The Flabelus founder explains that, in Madrid, an outfit will still feel pretty classic, but it will always convey a level of effort — think a pair of jeans or trousers with a bold, patterned top and a strong, tailored jacket. (Her footwear brand is another great example of this, with how it takes the traditional Spanish espadrille and modernizes it through color and texture.) People “choose what they’re going to wear well,” she says. “It’s not effortlessly easy. It’s classic elegance.” In other words: What someone in another city might consider overdressed would be just another Tuesday in Madrid.
This love for dressing up goes back generations, she adds: “You see the grandmothers, and they’re naturally elegant. They still go out when they’re 80, 90 years old, and you see them sitting in the various stylish cafes wearing these amazing suits. They really put effort into their style, and they transmitted that to their daughters and granddaughters.”
There are also certain design flourishes de los Mozos considers very typical. The Spanish love volume, for one, especially in their sleeves. They’re also drawn to lace-up ties, ruffles, fringe, stripes, and polka dots, especially as a way to make a classic piece feel distinct.
“In Spain, we tend to choose clothes that are unique, regardless of price,” she says. “It has to have something special, something different — a pleat, embroidery, shape.” She points to brands like MarÀvic, Maria de la Orden, and Coosy as embodying this approach.

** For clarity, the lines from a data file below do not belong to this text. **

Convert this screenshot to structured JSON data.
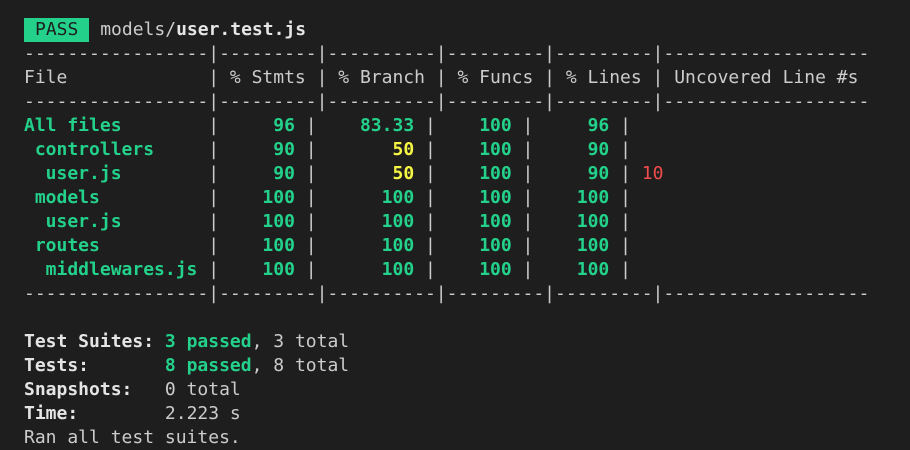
{
  "header": {
    "badge": "PASS",
    "path_dir": "models/",
    "path_file": "user.test.js"
  },
  "table": {
    "separator_top": "-----------------|---------|----------|---------|---------|-------------------",
    "separator_mid": "-----------------|---------|----------|---------|---------|-------------------",
    "separator_bottom": "-----------------|---------|----------|---------|---------|-------------------",
    "header_line": "File             | % Stmts | % Branch | % Funcs | % Lines | Uncovered Line #s ",
    "rows": [
      {
        "file": "All files        ",
        "stmts": "     96 ",
        "branch": "    83.33 ",
        "funcs": "    100 ",
        "lines": "     96 ",
        "uncovered": "",
        "branch_color": "green"
      },
      {
        "file": " controllers     ",
        "stmts": "     90 ",
        "branch": "       50 ",
        "funcs": "    100 ",
        "lines": "     90 ",
        "uncovered": "",
        "branch_color": "yellow"
      },
      {
        "file": "  user.js        ",
        "stmts": "     90 ",
        "branch": "       50 ",
        "funcs": "    100 ",
        "lines": "     90 ",
        "uncovered": "10",
        "branch_color": "yellow"
      },
      {
        "file": " models          ",
        "stmts": "    100 ",
        "branch": "      100 ",
        "funcs": "    100 ",
        "lines": "    100 ",
        "uncovered": "",
        "branch_color": "green"
      },
      {
        "file": "  user.js        ",
        "stmts": "    100 ",
        "branch": "      100 ",
        "funcs": "    100 ",
        "lines": "    100 ",
        "uncovered": "",
        "branch_color": "green"
      },
      {
        "file": " routes          ",
        "stmts": "    100 ",
        "branch": "      100 ",
        "funcs": "    100 ",
        "lines": "    100 ",
        "uncovered": "",
        "branch_color": "green"
      },
      {
        "file": "  middlewares.js ",
        "stmts": "    100 ",
        "branch": "      100 ",
        "funcs": "    100 ",
        "lines": "    100 ",
        "uncovered": "",
        "branch_color": "green"
      }
    ]
  },
  "summary": {
    "suites_label": "Test Suites: ",
    "suites_passed": "3 passed",
    "suites_total": ", 3 total",
    "tests_label": "Tests:       ",
    "tests_passed": "8 passed",
    "tests_total": ", 8 total",
    "snapshots_label": "Snapshots:   ",
    "snapshots_value": "0 total",
    "time_label": "Time:        ",
    "time_value": "2.223 s",
    "ran_all": "Ran all test suites."
  },
  "colors": {
    "background": "#1e1e1e",
    "green": "#23d18b",
    "yellow": "#f5f543",
    "red": "#f14c4c",
    "text": "#cccccc"
  }
}
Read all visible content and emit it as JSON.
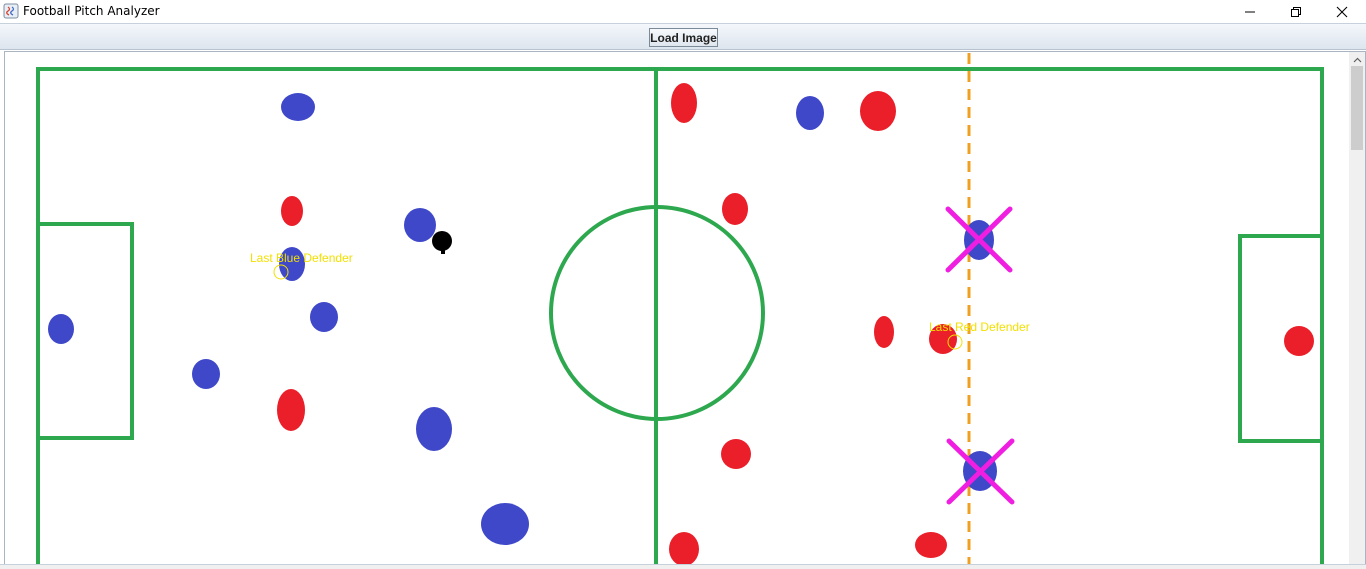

That boldness has only been strengthened as Madrid becomes more international, with people from other parts of Europe and Latin America relocating there. “People are risking it more,” de los Mozos argues. “Instead of a uniform, they go for different looks depending on the day. They change the way they dress. The girl who would go with the blazer and trousers from work to dinner would wear yellow trousers and a bright orange top on the weekend, and she would feel exactly as cool.”